The recent Zero for 0wned (ZF0) e-zine, which revealed hacks against multiple websites, disclosed the plain text passwords of some 580 high-ranking PerlMonks users and claimed that its authors had the complete user database. The Perl programmers frequenting PerlMonks also have accounts on the official [Perl programming] Authors Upload Server (PAUSE) and, according to ZF0, many of them reuse passwords.
During the evening of July 28, a text document called ZF05.txt was published online. The file described recent successful attacks against servers hosting the websites of renowned security experts, companies, as well as programming and hacking communities. Amongst them was PerlMonks, a highly popular Perl forum, coordinated by the Perl Foundation.
"Some time on May 20, 2009, an unused (but still on line) perlmonks server was hacked, and its root password obtained by unknown individuals. The hacker(s) dumped contents from the perlmonks user database on that machine, data which is estimated to be current as of approximately September 2008," an official PerlMonks announcement reads. A later note estimates the accuracy of the information in the compromised database to as recent as mid-April.
The ZF05 document contained information, including the passwords, emails and real names of 580 PerlMonks janitors (website cleaners) and Saints (admins and moderators), including Tim Vroom, its founder. After being notified of the leak, the administrators notified the owners of the exposed accounts and forced a reset of all their passwords.
There's a bit of controversy going on as to why the passwords were stored in plain text in the first place, with some arguing that it was because of the very large user base. Password hashing was apparently on the TODO list for the future, but that has become a priority now.

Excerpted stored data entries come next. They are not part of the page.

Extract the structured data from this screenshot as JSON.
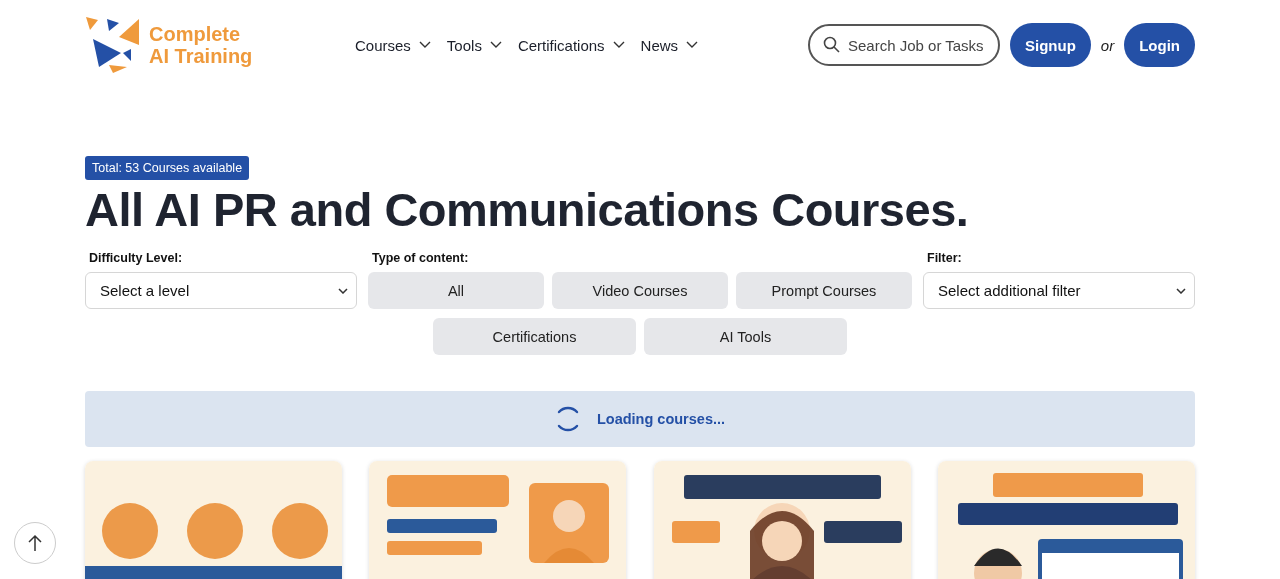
{
  "logo": {
    "line1": "Complete",
    "line2": "AI Training"
  },
  "nav": [
    {
      "label": "Courses"
    },
    {
      "label": "Tools"
    },
    {
      "label": "Certifications"
    },
    {
      "label": "News"
    }
  ],
  "search": {
    "placeholder": "Search Job or Tasks"
  },
  "auth": {
    "signup": "Signup",
    "separator": "or",
    "login": "Login"
  },
  "badge": "Total: 53 Courses available",
  "title": "All AI PR and Communications Courses.",
  "difficulty": {
    "label": "Difficulty Level:",
    "value": "Select a level"
  },
  "content_type": {
    "label": "Type of content:",
    "options": [
      {
        "label": "All",
        "selected": false
      },
      {
        "label": "Video Courses",
        "selected": false
      },
      {
        "label": "Prompt Courses",
        "selected": false
      },
      {
        "label": "Certifications",
        "selected": false
      },
      {
        "label": "AI Tools",
        "selected": false
      }
    ]
  },
  "filter": {
    "label": "Filter:",
    "value": "Select additional filter"
  },
  "loading": "Loading courses..."
}
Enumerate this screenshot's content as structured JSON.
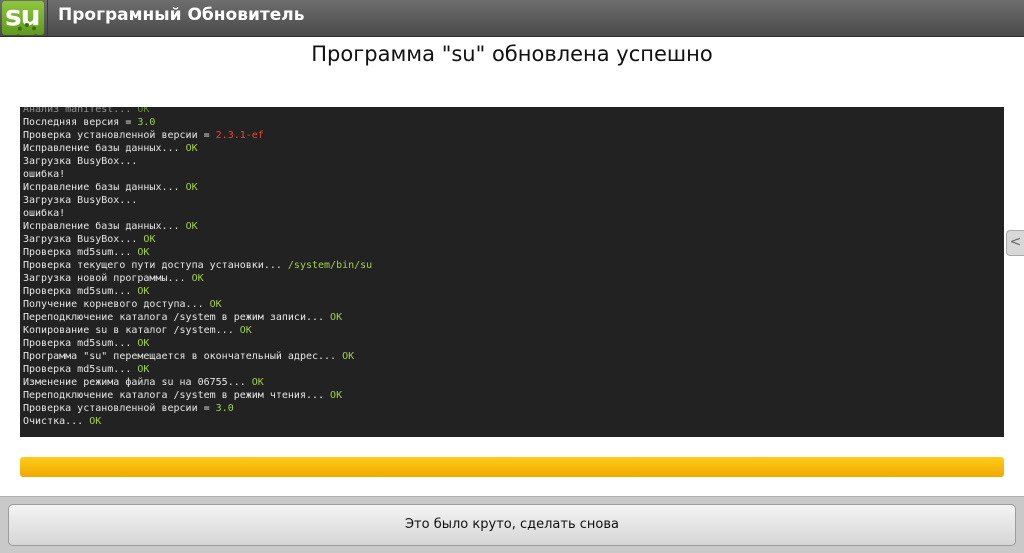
{
  "app": {
    "title": "Програмный Обновитель",
    "icon_text": "su"
  },
  "status": {
    "heading": "Программа \"su\" обновлена успешно"
  },
  "terminal": {
    "lines": [
      [
        {
          "t": "Анализ manifest... "
        },
        {
          "t": "OK",
          "c": "ok"
        }
      ],
      [
        {
          "t": "Последняя версия = "
        },
        {
          "t": "3.0",
          "c": "green"
        }
      ],
      [
        {
          "t": "Проверка установленной версии = "
        },
        {
          "t": "2.3.1-ef",
          "c": "red"
        }
      ],
      [
        {
          "t": "Исправление базы данных... "
        },
        {
          "t": "OK",
          "c": "ok"
        }
      ],
      [
        {
          "t": "Загрузка BusyBox..."
        }
      ],
      [
        {
          "t": "ошибка!"
        }
      ],
      [
        {
          "t": "Исправление базы данных... "
        },
        {
          "t": "OK",
          "c": "ok"
        }
      ],
      [
        {
          "t": "Загрузка BusyBox..."
        }
      ],
      [
        {
          "t": "ошибка!"
        }
      ],
      [
        {
          "t": "Исправление базы данных... "
        },
        {
          "t": "OK",
          "c": "ok"
        }
      ],
      [
        {
          "t": "Загрузка BusyBox... "
        },
        {
          "t": "OK",
          "c": "ok"
        }
      ],
      [
        {
          "t": "Проверка md5sum... "
        },
        {
          "t": "OK",
          "c": "ok"
        }
      ],
      [
        {
          "t": "Проверка текущего пути доступа установки... "
        },
        {
          "t": "/system/bin/su",
          "c": "green"
        }
      ],
      [
        {
          "t": "Загрузка новой программы... "
        },
        {
          "t": "OK",
          "c": "ok"
        }
      ],
      [
        {
          "t": "Проверка md5sum... "
        },
        {
          "t": "OK",
          "c": "ok"
        }
      ],
      [
        {
          "t": "Получение корневого доступа... "
        },
        {
          "t": "OK",
          "c": "ok"
        }
      ],
      [
        {
          "t": "Переподключение каталога /system в режим записи... "
        },
        {
          "t": "OK",
          "c": "ok"
        }
      ],
      [
        {
          "t": "Копирование su в каталог /system... "
        },
        {
          "t": "OK",
          "c": "ok"
        }
      ],
      [
        {
          "t": "Проверка md5sum... "
        },
        {
          "t": "OK",
          "c": "ok"
        }
      ],
      [
        {
          "t": "Программа \"su\" перемещается в окончательный адрес... "
        },
        {
          "t": "OK",
          "c": "ok"
        }
      ],
      [
        {
          "t": "Проверка md5sum... "
        },
        {
          "t": "OK",
          "c": "ok"
        }
      ],
      [
        {
          "t": "Изменение режима файла su на 06755... "
        },
        {
          "t": "OK",
          "c": "ok"
        }
      ],
      [
        {
          "t": "Переподключение каталога /system в режим чтения... "
        },
        {
          "t": "OK",
          "c": "ok"
        }
      ],
      [
        {
          "t": "Проверка установленной версии = "
        },
        {
          "t": "3.0",
          "c": "green"
        }
      ],
      [
        {
          "t": "Очистка... "
        },
        {
          "t": "OK",
          "c": "ok"
        }
      ]
    ]
  },
  "progress": {
    "percent": 100
  },
  "action": {
    "button_label": "Это было круто, сделать снова"
  },
  "side_handle": {
    "glyph": "<"
  },
  "colors": {
    "accent": "#f5b800",
    "ok_text": "#9fd14a",
    "error_text": "#e04a3a",
    "terminal_bg": "#222222"
  }
}
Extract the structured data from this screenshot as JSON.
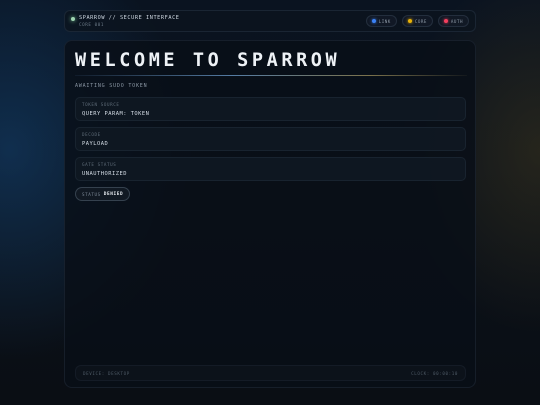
{
  "header": {
    "title": "SPARROW // SECURE INTERFACE",
    "subtitle": "CORE 001",
    "pills": [
      {
        "label": "LINK",
        "color": "#3b82f6"
      },
      {
        "label": "CORE",
        "color": "#eab308"
      },
      {
        "label": "AUTH",
        "color": "#f43f5e"
      }
    ]
  },
  "main": {
    "title": "WELCOME TO SPARROW",
    "subtitle": "AWAITING SUDO TOKEN",
    "fields": [
      {
        "label": "TOKEN SOURCE",
        "value": "QUERY PARAM: TOKEN"
      },
      {
        "label": "DECODE",
        "value": "PAYLOAD"
      },
      {
        "label": "GATE STATUS",
        "value": "UNAUTHORIZED"
      }
    ],
    "status": {
      "label": "STATUS",
      "value": "DENIED"
    }
  },
  "footer": {
    "device": "DEVICE: DESKTOP",
    "clock": "CLOCK: 00:00:10"
  }
}
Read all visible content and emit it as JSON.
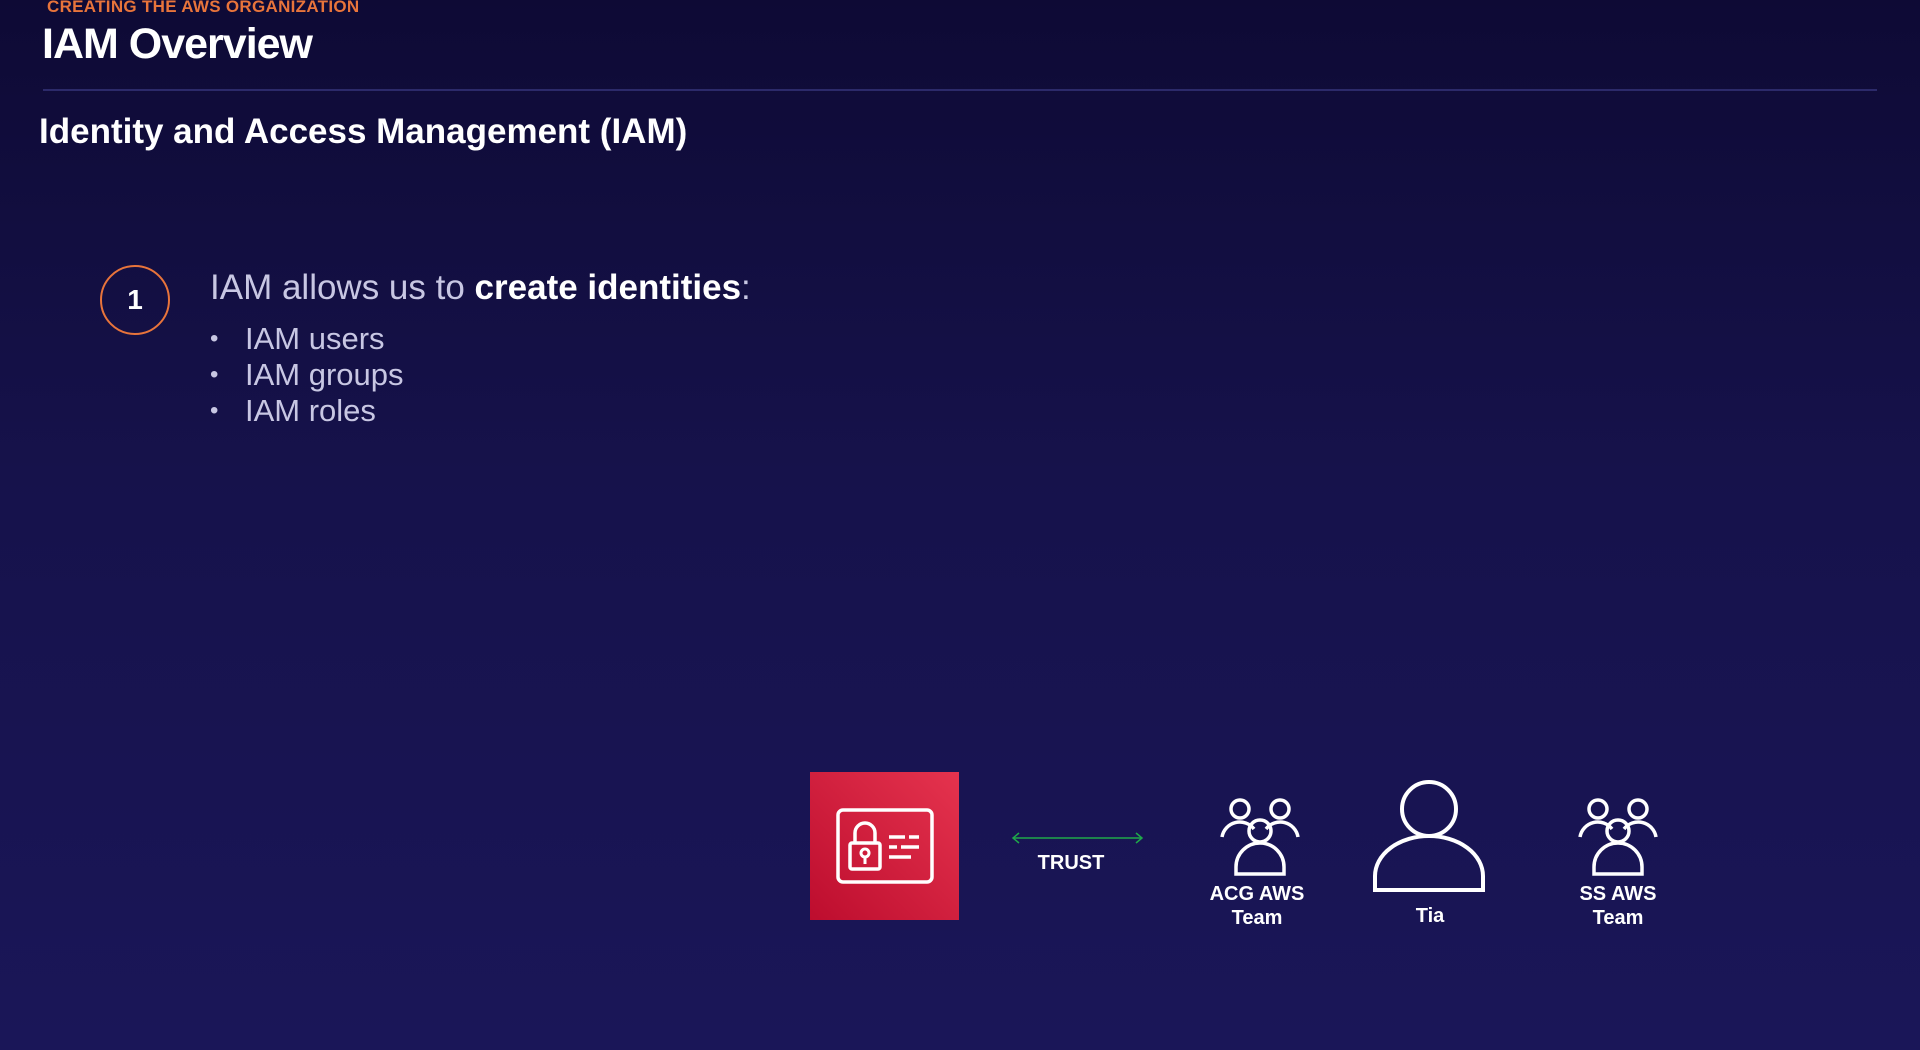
{
  "header": {
    "eyebrow": "CREATING THE AWS ORGANIZATION",
    "title": "IAM Overview"
  },
  "subtitle": "Identity and Access Management (IAM)",
  "point": {
    "number": "1",
    "text_before": "IAM allows us to ",
    "text_bold": "create identities",
    "text_after": ":",
    "bullets": [
      "IAM users",
      "IAM groups",
      "IAM roles"
    ]
  },
  "diagram": {
    "iam_icon": "iam-id-card-lock-icon",
    "trust_label": "TRUST",
    "entities": [
      {
        "icon": "group-icon",
        "label_line1": "ACG AWS",
        "label_line2": "Team"
      },
      {
        "icon": "user-icon",
        "label": "Tia"
      },
      {
        "icon": "group-icon",
        "label_line1": "SS AWS",
        "label_line2": "Team"
      }
    ]
  },
  "colors": {
    "background": "#16124b",
    "accent_orange": "#e8743b",
    "iam_red": "#d2203f",
    "trust_green": "#1fa84a"
  }
}
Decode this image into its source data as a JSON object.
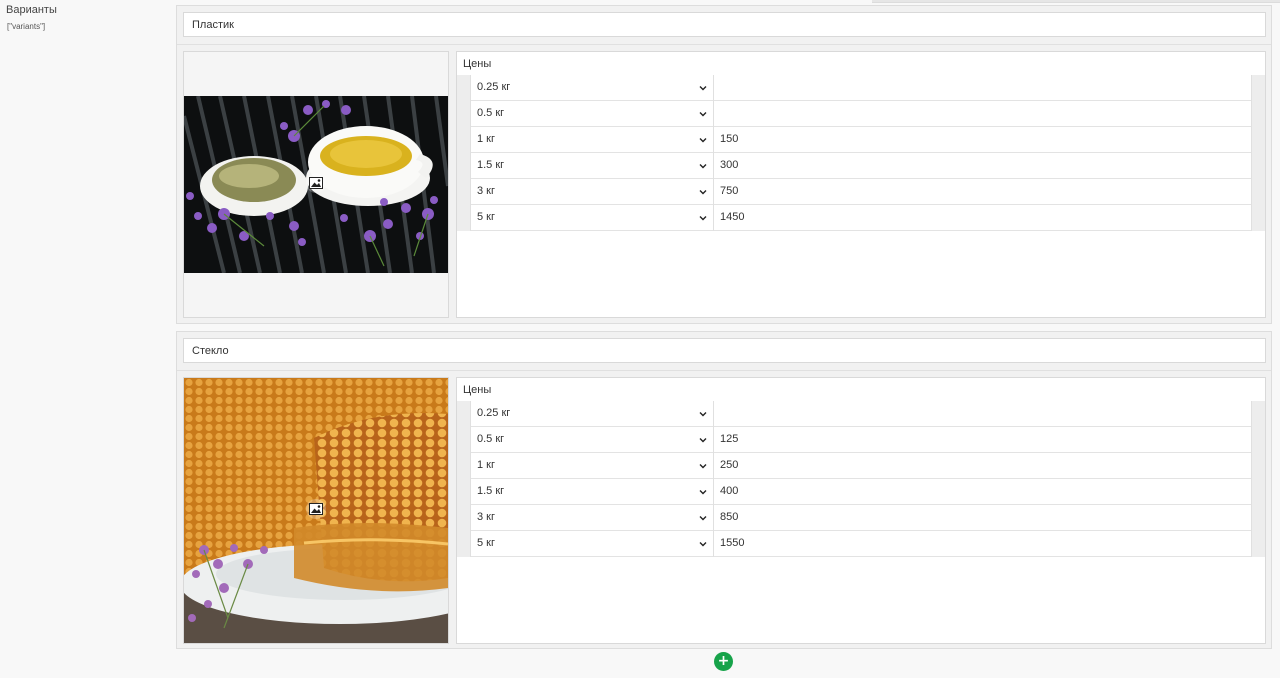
{
  "field": {
    "label": "Варианты",
    "key": "[\"variants\"]"
  },
  "prices_title": "Цены",
  "variants": [
    {
      "name": "Пластик",
      "image": "tea-with-lavender-photo",
      "prices": [
        {
          "weight": "0.25 кг",
          "price": ""
        },
        {
          "weight": "0.5 кг",
          "price": ""
        },
        {
          "weight": "1 кг",
          "price": "150"
        },
        {
          "weight": "1.5 кг",
          "price": "300"
        },
        {
          "weight": "3 кг",
          "price": "750"
        },
        {
          "weight": "5 кг",
          "price": "1450"
        }
      ]
    },
    {
      "name": "Стекло",
      "image": "honeycomb-on-plate-photo",
      "prices": [
        {
          "weight": "0.25 кг",
          "price": ""
        },
        {
          "weight": "0.5 кг",
          "price": "125"
        },
        {
          "weight": "1 кг",
          "price": "250"
        },
        {
          "weight": "1.5 кг",
          "price": "400"
        },
        {
          "weight": "3 кг",
          "price": "850"
        },
        {
          "weight": "5 кг",
          "price": "1550"
        }
      ]
    }
  ],
  "icons": {
    "image_placeholder": "image-icon",
    "dropdown": "chevron-down-icon",
    "add": "plus-circle-icon"
  },
  "add_button_label": "+",
  "colors": {
    "accent_green": "#17a34a"
  }
}
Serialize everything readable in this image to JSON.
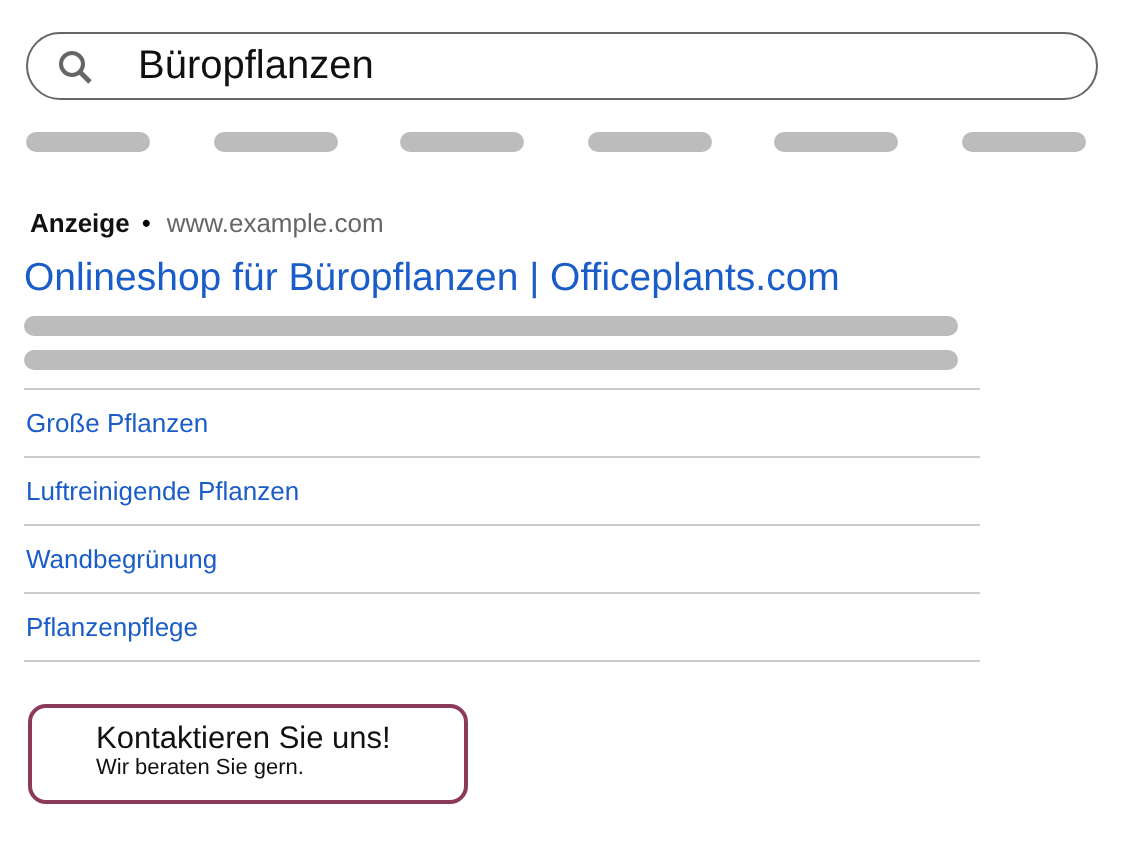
{
  "search": {
    "value": "Büropflanzen"
  },
  "ad": {
    "label": "Anzeige",
    "separator": "•",
    "url": "www.example.com",
    "title": "Onlineshop für Büropflanzen | Officeplants.com",
    "sitelinks": [
      "Große Pflanzen",
      "Luftreinigende Pflanzen",
      "Wandbegrünung",
      "Pflanzenpflege"
    ]
  },
  "contact_button": {
    "title": "Kontaktieren Sie uns!",
    "subtitle": "Wir beraten Sie gern."
  }
}
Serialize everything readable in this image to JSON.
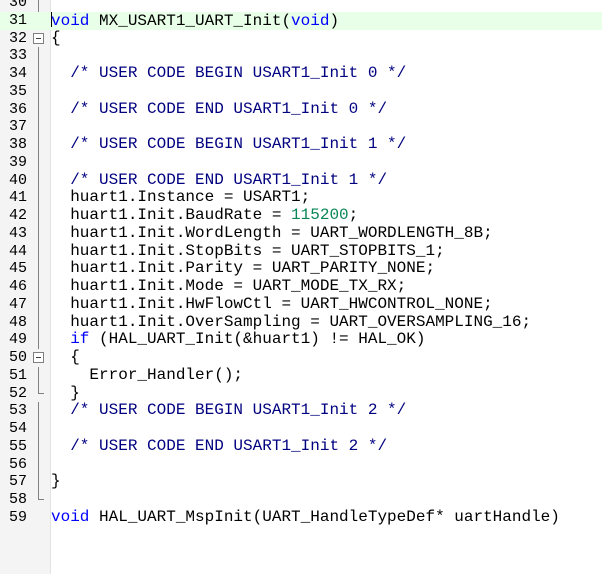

There is yet no detailed information about the vulnerability that was exploited and whether it has been patched or not. It is only mentioned that the site's admins are currently working with the hosting provider to strengthen the security of the servers.
Some have expressed concerns that many of the high-ranking PerlMonks members also have accounts on the official PAUSE repository, which might be sharing the same password. In such cases, the integrity of the code hosted there might have been compromised. "In case you guys are worried, we did NOT backdoor dozens of your public Perl projects. Honest. Why would we want to do that?" the hackers write in ZF05.
"If you used your PerlMonks password on any other service (other sites, email, etc.), you should change those other passwords now — and […] do NOT reuse passwords! Ever!" the PerlMonks administration stresses.